Low-Cost Easy-to-Use Free Chlorine Sensor for Monitoring Drinking Water

Abstract

In this thesis, low-cost free chlorine sensors for monitoring drinking water have been developed. The starting material, pencil lead, was modified using a ammonium carbamate solution. The main emphasis for this technology is the low cost, scalable and environmental friendly process. The resultant materials were highly sensitive to free chlorine. The second discovery was an advanced understanding of the unsteady state mass transfer during the sensing process, using the customly expanded Cottrell equation. This method could qualitatively indicated the absence of free chlorine, for applications where the removal of free chlorine is the goal. This method allowed better interpretation of transient data and simplified setup. The third discovery was the use of pulsed amperometric detection to detect free chlorine at a much higher sensitivity, while reducing the complexity of the setup, further reducing the cost. This method was based on the previous findings plus understanding of the reaction kinetics. The resultant sensors detected free chlorine with a detection of 0.0414 ppm, while the regulations require the free chlorine to be above 0.2 ppm.

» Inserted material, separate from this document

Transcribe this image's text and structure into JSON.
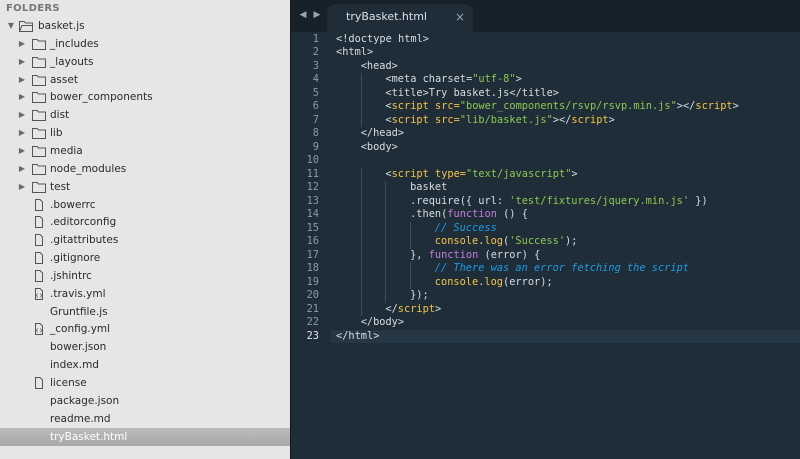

The response time was less than three seconds. The range of detection was up to around 20 ppm. The cost of materials for one sensor was less than ten dollars. The maintenance was minimal due to the lack of consumables. The operation could be as a meter or as a device in a large instrument. The target use of the sensors include small and distant communities, bottling industries, fruit and vegetable washing industries. The free chlorine sensing techniques can be readily expanded to biology, environment, and big data applications, based on the knowledge gained through the study.